29 aprile 2016

Lavoro supplementare nel part-time: niente licenziamento in caso di rifiuto

Il lavoratore ha diritto ad una maggiorazione retributiva del 15% in caso di accettazione del lavoro supplementare

Autore: Daniele Bonaddio
Il rifiuto da parte del lavoratore di svolgere lavoro “supplementare” nel part time, ossia quella prestazione svolta oltre l’orario di lavoro concordato tra le parti ed entro il limite del tempo pieno (in genere stabilito in 40 ore settimanali, salvo diversa disposizione dei contratti collettivi), non può mai integrare il licenziamento per giustificato motivo.

È una delle conseguenze derivanti dal D.Lgs. n. 81/2015 che, dal 25 giugno 2015, ha accorpato in un unico codice tutti gli istituti contrattuali. Si ricorda che la precedente disciplina prevedeva il lavoro supplementare solo per i rapporti di lavoro part-time di tipo orizzontale.

Il part-time - Il contratto di lavoro a tempo parziale, attualmente disciplinato dagli artt. 4-12 del D.Lgs. n. 81/2015, è una tipologia contrattuale basato sull’instaurazione di un rapporto di lavoro subordinato in base al quale viene convenuto tra le parti lo svolgimento dell’attività di lavoro per un orario ridotto rispetto a quanto stabilito dal Legislatore e/o dai CCNL. Dunque, è considerato lavoro a tempo parziale qualsiasi rapporto di lavoro che prevede un orario di lavoro giornaliero o settimanale inferiore rispetto a quello giornaliero stabilito dalla legge o dal contratto collettivo.

Fino al 24 giugno 2015, la legge individuava 3 distinte tipologie di rapporto di lavoro a tempo parziale:
  • orizzontale, quando la riduzione di orario era distribuita su ciascun giorno della settimana;
  • verticale, quando la prestazione era resa solo in determinati periodi dell’anno, del mese o della settimana;
  • misto, quando il rapporto di lavoro prevedeva sia la riduzione dell’orario giornaliero che dei periodi lavorati.

Tali tipologie di part-time sono venute meno con il Jobs Act, in quanto l’art. 4 del D.Lgs. n. 81/2015 si limita a precisare che il contratto a tempo parziale può essere sia a tempo indeterminato che a tempo determinato. Inoltre, deve contenere puntuale indicazione della durata della prestazione lavorativa e della collocazione temporale dell'orario con riferimento al giorno, alla settimana, al mese e all'anno.
È bene far notare che la legge non prevede l’obbligo di garantire un numero minimo di ore di lavoro al lavoratore e neppure limiti quantitativi; in genere è la contrattazione collettiva che disciplina tali aspetti.

Lavoro supplementare – È considerata “lavoro supplementare” la prestazione svolta oltre l’orario di lavoro concordato tra le parti ed entro il limite del tempo pieno.
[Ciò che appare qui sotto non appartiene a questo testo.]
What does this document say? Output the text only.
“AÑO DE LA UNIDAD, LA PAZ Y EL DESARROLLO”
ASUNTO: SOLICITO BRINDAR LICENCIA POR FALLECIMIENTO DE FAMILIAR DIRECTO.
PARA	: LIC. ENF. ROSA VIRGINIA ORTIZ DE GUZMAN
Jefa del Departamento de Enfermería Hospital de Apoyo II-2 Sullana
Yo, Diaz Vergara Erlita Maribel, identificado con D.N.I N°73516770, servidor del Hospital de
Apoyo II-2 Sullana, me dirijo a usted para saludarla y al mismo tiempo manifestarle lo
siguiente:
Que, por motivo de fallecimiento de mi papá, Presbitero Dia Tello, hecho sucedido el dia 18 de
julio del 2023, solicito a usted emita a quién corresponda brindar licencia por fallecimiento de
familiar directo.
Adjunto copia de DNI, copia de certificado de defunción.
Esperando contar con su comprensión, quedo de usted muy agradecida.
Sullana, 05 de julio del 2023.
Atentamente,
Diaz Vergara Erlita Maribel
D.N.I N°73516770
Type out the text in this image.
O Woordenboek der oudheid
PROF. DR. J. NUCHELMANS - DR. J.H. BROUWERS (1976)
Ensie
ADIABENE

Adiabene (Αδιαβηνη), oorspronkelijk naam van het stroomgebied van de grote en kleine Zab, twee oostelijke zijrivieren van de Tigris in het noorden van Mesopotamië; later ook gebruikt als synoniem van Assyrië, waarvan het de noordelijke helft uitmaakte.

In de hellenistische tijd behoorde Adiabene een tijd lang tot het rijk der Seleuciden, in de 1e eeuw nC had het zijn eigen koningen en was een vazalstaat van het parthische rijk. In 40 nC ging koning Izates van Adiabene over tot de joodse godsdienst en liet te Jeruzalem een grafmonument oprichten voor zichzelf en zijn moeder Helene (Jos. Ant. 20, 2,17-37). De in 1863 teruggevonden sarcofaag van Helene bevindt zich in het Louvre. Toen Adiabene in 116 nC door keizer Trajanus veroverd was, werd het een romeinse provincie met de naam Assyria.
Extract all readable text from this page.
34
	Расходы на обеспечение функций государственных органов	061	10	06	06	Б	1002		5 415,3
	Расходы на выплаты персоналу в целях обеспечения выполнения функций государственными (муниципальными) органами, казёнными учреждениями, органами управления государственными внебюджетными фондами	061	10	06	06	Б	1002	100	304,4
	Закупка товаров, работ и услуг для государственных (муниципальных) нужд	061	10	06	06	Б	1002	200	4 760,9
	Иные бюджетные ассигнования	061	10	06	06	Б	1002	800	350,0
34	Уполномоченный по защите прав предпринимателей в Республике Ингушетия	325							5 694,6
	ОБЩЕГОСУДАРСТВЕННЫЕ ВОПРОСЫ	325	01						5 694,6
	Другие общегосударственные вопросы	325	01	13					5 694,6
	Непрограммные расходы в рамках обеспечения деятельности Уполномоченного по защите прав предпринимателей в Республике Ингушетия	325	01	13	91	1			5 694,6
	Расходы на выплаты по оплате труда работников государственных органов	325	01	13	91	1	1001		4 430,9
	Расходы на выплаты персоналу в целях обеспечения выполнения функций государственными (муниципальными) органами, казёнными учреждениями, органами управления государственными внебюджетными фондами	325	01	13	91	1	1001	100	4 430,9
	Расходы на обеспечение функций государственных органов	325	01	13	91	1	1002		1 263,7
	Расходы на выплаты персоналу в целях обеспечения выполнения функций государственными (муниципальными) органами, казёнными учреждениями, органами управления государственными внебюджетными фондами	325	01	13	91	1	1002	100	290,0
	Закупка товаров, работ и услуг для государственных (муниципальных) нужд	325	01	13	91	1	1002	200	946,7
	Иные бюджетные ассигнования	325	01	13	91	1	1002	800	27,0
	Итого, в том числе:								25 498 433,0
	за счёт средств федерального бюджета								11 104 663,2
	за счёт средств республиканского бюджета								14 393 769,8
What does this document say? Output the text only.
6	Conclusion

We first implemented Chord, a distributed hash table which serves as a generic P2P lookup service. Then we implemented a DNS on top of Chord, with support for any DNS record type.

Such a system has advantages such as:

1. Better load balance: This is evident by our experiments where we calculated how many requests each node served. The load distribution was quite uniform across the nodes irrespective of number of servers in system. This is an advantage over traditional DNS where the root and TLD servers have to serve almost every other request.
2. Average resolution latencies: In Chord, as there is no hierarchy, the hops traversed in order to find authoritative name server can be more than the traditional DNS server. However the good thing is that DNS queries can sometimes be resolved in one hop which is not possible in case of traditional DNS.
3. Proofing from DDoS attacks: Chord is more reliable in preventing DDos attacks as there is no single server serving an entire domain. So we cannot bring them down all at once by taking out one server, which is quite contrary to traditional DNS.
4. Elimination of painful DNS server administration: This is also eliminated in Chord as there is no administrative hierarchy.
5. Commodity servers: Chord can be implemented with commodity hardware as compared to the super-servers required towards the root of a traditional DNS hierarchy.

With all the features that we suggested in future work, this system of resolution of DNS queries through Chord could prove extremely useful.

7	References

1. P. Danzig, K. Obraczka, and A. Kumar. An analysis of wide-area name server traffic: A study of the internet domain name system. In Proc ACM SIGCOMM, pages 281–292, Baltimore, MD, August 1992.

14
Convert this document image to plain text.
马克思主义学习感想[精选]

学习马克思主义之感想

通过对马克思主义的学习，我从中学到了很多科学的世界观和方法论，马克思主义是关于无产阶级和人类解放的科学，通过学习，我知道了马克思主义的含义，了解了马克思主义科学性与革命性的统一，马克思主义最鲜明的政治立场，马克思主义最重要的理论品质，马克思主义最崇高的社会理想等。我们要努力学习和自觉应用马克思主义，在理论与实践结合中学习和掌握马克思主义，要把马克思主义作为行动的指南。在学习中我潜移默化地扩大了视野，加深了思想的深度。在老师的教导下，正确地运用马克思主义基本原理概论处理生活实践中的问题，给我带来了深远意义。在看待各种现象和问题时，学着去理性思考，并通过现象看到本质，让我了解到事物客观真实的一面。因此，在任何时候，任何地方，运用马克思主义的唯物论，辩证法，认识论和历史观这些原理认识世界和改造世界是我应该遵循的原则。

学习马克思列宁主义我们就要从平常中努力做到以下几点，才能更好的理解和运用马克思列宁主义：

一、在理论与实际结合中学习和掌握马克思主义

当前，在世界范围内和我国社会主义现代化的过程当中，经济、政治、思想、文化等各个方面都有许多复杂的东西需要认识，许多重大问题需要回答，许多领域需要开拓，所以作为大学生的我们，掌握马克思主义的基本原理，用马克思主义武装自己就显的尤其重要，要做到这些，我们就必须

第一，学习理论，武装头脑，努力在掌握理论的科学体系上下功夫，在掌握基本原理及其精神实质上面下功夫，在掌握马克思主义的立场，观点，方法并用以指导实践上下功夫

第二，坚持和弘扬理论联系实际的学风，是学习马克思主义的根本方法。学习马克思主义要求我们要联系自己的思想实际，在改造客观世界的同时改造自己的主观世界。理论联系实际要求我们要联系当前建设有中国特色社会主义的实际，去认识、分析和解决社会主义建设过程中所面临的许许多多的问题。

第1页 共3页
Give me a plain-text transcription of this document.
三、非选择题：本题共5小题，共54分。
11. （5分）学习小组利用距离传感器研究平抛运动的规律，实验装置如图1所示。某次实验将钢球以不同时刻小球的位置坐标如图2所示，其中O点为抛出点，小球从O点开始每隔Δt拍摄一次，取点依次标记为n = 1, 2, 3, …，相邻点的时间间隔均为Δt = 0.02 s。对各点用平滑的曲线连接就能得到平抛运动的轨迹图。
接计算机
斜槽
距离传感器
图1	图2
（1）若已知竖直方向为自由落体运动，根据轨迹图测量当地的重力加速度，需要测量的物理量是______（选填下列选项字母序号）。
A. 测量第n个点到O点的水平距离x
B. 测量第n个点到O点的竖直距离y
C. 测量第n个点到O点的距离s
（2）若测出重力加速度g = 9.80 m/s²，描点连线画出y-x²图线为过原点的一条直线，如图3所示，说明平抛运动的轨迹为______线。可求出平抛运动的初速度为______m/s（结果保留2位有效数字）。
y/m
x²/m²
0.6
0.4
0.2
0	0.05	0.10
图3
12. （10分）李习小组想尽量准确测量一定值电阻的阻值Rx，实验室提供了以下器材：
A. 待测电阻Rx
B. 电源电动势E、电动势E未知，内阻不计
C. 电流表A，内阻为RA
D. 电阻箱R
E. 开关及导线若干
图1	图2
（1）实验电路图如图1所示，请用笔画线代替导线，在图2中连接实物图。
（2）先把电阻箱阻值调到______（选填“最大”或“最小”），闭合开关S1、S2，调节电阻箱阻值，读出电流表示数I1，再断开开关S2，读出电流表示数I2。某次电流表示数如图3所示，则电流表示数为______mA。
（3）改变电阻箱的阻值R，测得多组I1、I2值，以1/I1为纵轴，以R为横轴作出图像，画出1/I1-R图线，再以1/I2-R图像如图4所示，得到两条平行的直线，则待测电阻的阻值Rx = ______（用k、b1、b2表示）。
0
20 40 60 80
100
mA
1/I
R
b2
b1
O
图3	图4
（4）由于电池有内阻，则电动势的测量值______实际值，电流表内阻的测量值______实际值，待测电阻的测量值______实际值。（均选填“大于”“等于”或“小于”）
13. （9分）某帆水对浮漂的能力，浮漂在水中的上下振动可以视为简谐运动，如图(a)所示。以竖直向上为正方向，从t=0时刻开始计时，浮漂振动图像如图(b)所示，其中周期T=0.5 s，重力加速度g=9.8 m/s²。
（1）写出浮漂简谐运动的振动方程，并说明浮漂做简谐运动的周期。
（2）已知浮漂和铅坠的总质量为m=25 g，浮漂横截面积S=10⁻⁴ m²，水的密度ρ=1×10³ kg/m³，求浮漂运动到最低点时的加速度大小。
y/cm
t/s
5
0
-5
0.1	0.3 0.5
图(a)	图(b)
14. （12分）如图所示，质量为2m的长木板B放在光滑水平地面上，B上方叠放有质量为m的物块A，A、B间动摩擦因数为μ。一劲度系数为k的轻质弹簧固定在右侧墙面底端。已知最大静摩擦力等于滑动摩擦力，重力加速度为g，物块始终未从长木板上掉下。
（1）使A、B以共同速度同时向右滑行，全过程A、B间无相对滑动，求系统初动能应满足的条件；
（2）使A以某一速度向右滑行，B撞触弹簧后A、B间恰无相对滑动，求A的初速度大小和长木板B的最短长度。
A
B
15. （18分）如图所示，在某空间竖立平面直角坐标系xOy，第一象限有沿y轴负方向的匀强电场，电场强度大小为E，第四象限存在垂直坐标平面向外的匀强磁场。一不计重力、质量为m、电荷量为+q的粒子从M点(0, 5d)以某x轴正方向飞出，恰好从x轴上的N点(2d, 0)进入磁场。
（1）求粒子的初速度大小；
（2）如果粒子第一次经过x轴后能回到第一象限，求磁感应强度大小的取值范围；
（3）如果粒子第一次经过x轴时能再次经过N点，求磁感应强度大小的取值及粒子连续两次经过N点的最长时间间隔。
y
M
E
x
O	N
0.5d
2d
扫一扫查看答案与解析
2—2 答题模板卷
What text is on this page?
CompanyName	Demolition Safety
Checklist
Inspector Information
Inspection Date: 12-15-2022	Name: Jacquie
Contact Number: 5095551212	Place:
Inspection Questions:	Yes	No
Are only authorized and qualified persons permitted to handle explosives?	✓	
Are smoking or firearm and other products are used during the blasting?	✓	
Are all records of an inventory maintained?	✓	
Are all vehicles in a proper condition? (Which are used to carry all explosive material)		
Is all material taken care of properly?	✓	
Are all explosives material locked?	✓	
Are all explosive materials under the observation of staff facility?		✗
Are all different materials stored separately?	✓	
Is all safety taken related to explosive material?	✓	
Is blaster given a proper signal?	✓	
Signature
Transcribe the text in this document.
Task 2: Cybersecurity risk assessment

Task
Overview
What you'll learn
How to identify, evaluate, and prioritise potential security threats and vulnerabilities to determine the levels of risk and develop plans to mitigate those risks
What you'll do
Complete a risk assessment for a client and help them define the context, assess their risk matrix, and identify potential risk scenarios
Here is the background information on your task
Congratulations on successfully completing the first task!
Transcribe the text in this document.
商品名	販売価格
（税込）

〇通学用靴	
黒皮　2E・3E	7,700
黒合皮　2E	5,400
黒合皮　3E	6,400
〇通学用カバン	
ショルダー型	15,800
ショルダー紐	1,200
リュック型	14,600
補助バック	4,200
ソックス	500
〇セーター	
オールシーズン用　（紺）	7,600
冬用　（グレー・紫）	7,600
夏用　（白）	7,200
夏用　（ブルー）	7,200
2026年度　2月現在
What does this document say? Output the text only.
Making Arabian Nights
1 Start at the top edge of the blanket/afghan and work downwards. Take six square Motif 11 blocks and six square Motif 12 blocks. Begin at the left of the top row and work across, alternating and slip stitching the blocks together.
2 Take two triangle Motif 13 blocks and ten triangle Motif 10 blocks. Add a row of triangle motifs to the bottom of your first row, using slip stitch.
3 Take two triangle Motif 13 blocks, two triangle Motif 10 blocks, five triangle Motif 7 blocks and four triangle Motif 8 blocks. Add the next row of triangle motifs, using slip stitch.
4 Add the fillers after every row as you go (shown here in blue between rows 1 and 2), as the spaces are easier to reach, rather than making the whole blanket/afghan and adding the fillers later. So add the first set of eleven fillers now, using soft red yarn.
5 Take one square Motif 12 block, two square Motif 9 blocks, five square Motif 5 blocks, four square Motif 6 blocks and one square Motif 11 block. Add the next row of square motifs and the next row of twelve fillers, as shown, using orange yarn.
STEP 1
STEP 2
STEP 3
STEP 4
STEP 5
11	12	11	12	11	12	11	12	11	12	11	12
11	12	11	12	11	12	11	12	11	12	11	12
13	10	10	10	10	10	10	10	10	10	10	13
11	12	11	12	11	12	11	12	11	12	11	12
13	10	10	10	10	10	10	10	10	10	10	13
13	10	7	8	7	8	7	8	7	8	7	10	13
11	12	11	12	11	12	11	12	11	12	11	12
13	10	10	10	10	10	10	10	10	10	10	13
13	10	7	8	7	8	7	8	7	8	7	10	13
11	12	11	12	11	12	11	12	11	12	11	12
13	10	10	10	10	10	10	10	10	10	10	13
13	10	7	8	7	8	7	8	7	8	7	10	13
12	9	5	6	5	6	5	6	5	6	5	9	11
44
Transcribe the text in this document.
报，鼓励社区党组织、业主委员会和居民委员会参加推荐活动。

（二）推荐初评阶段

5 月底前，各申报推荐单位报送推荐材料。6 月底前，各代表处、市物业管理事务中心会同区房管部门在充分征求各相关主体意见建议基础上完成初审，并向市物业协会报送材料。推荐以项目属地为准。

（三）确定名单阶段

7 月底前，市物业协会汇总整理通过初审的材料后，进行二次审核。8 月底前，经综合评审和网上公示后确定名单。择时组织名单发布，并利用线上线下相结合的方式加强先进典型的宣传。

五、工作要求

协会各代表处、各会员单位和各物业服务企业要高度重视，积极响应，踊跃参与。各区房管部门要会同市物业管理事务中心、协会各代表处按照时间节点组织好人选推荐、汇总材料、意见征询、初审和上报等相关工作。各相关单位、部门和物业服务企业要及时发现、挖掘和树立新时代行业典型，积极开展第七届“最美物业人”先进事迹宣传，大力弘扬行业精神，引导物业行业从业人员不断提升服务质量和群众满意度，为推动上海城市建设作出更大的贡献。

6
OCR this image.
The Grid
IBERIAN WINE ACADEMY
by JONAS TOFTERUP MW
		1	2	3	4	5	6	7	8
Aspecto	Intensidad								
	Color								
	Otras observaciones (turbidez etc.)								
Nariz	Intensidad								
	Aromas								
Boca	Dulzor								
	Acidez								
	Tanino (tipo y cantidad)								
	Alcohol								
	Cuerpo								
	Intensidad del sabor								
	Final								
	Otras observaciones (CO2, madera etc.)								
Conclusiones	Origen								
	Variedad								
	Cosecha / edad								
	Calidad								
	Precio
Quindi, se per esempio le parti stabiliscono che un orario a tempo parziale di 24 ore alla settimana, le 16 ore rimanenti fino ad arrivare all’orario massimo consentito (40 ore settimanali), sono considerate supplementari.

In genere è il contratto collettivo che stabilisce l’orario massimo di lavoro supplementare che un lavoratore può effettuare; in assenza, è il datore di lavoro che può stabilirlo con un limite massimo del 25% delle ore di lavoro settimanali concordate. Dunque, riprendendo il precedente esempio, il datore di lavoro può chiedere massimo 6 ore settimanali di lavoro supplementare.

In tale ipotesi, il lavoratore può rifiutarsi di svolgere prestazioni di lavoro supplementare se il rifiuto è giustificato da comprovate esigenze lavorative, di salute, familiari, di formazione professionale.

In caso di accettazione del lavoro supplementare, il lavoratore ha diritto ad una retribuzione maggiorata del 15% calcolata sulla retribuzione oraria globale di fatto comprensiva dell’incidenza della retribuzione delle ore supplementari sugli istituti indiretti e differiti.